0
votes

I'd like to know in detail how to connect google compute engine virtual machine instance and app engine.

I've set up a virtual machine instance on Google compute engine, and my Postgres server is running there, following this tutorial: https://cloud.google.com/community/tutorials/setting-up-postgres

I've deployed my flask app under the same project on Google Cloud Platform, creating an app engine instance.

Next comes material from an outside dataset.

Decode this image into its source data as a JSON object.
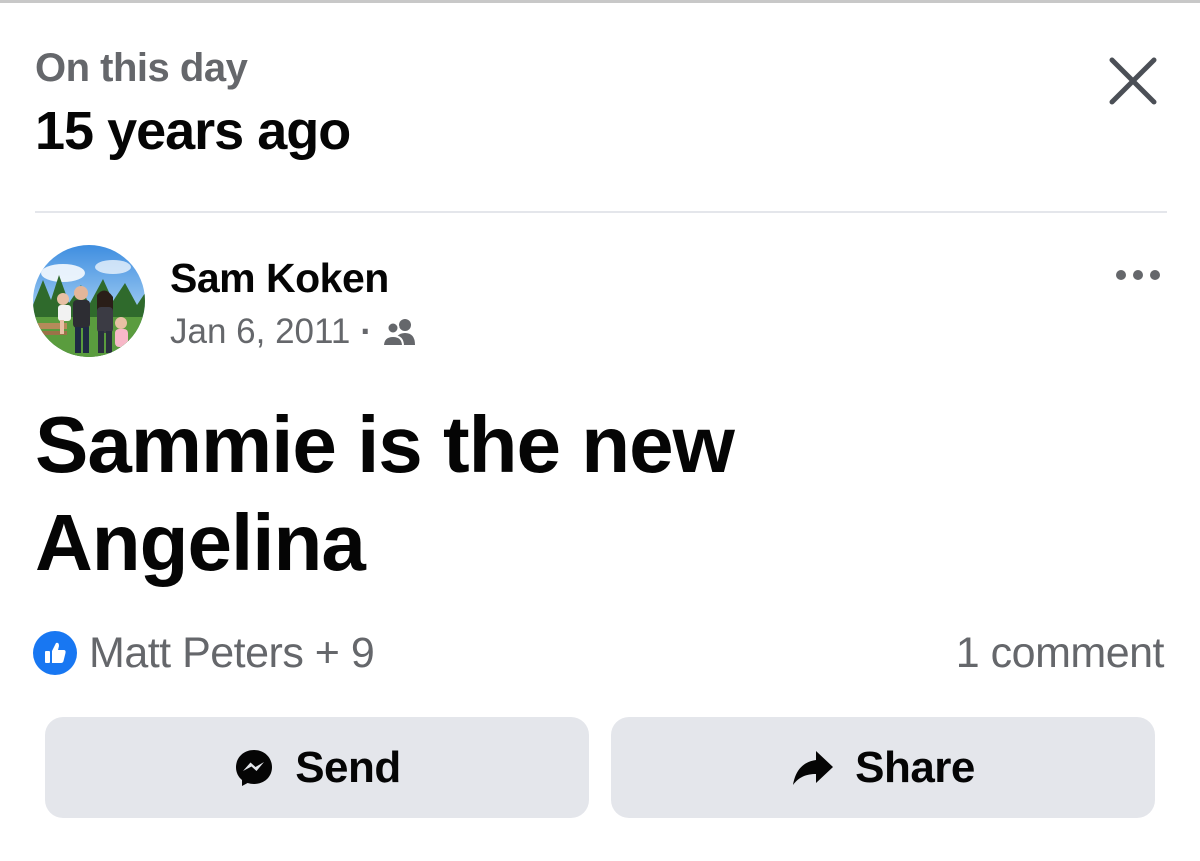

I searched on how to connect compute engine and app engine together, and it seems it should be possible through a VPC connector: connect Google App Engine and Google Compute Engine

This is what my VPC connector looks like:

Serverless VPC access

Name            Network Region          IP address range Min. throughput Max. throughput
connector-name  default europe-west2    10.8.0.0/28      200             300    

On my compute engine, I have my VM instance like so:

Name        Zone            Internal IP         External IP 
some-name   europe-west2-c  10.154.0.2 (nic0)   34.89.113.193       

On my flask app, I'm trying to connect to my remote DB like so:

    db = PostgresqlExtDatabase(
        "some-name", # databse name
        user="postgres",
        password="some-password",
        host="10.154.0.2", # remote host internal ip
        port=5432,
    )
    db.connect()

This is my app.yaml for the vpc access part, I've followed this reference: https://cloud.google.com/appengine/docs/standard/python/connecting-vpc#configuring

vpc_access_connector:
  name: projects/some-name/locations/europe-west2/connectors/connector-name

If I understood correctly, if the VPC connector is present, I should just be able to connect using the internal IP address of my VM instance(this case, 10.154.0.2)?

The problem is, when the app is deployed for production, It is still complaining that it cannot connect:

2020-09-26 12:54:51 default[20200926t134815]    Is the server running on host "10.154.0.2" and accepting
2020-09-26 12:54:51 default[20200926t134815]    TCP/IP connections on port 5432?

If it's connected internally I assume I don't have to add that internal IP to firewall rules, although I did try that as well. As for firewall rules, I have allowed my local machine's IP address so I can connect to the remote Postgres server via PgAdmin.

I've actually tried External IP(34.89.113.193) as well although that doesn't make sense to me.

I'm a bit of a noob on networks and backend stuff in general, any help would be much appreciated.

UPDATED 1 This is my firewall rules:

Direction
Ingress, Egress

Action on match
Allow

Source filters
IP ranges
92.40.176.9/32
78.146.103.141/32
10.154.0.2

Protocols and ports
tcp:5432

Image for reference: Screenshot for the list of firewall rules

2
Do you use the same VPC (name: default)? If so, can you share your firewall rules?guillaume blaquiere
I think so, under the 'VPC network' menu, on 'VPC networks' tab I have a 'default' with lots of regions, and then under 'Serverless VPC access' tab I have the connector that is using the same default network - I've updated the firewall rules. Thanks!broccolicheese
When connecting to the remote DB in this manner, I'm supposed to use VM's internal IP address(10.154.0.2), not the connector's IP address(10.8.0.0), right?broccolicheese
Yes you use the correct internal IP. You share your firewall rule to access to the database from outside (can you share the target? Is it a tag? all wm?). In addition, can you share the others firewall rules?guillaume blaquiere

2 Answers

1
votes

It turns out the firewall / postgres configurations were all ok, but because this VPC connector method was on beta, I needed to run:

gcloud beta app deploy

instead of the usual

gcloud app deploy.

This command then updated gcloud Beta Commands and prompted me to enable API:

API [appengine.googleapis.com] not enabled on project [742932836941]. Would you like to enable and retry (this will take a few minutes)? (y/N)?

After enabling this everything worked fine.

0
votes

Per the information provided seems like both VPC firewall rules and the connector are well configured.

However, based on the messages

2020-09-26 12:54:51 default[20200926t134815] Is the server running on host "10.154.0.2" and accepting 2020-09-26 12:54:51 default[20200926t134815] TCP/IP connections on port 5432?

Seems like the VM or server using 10.154.0.2 is not accepting requests on port 5432 or the port has not been opened, you can use this site to do a port scan.

Based on the guide you followed to create PostgreSQL you are using Ubuntu as OS, therefore I suggest you open the port in ubuntu and see if the issue persists.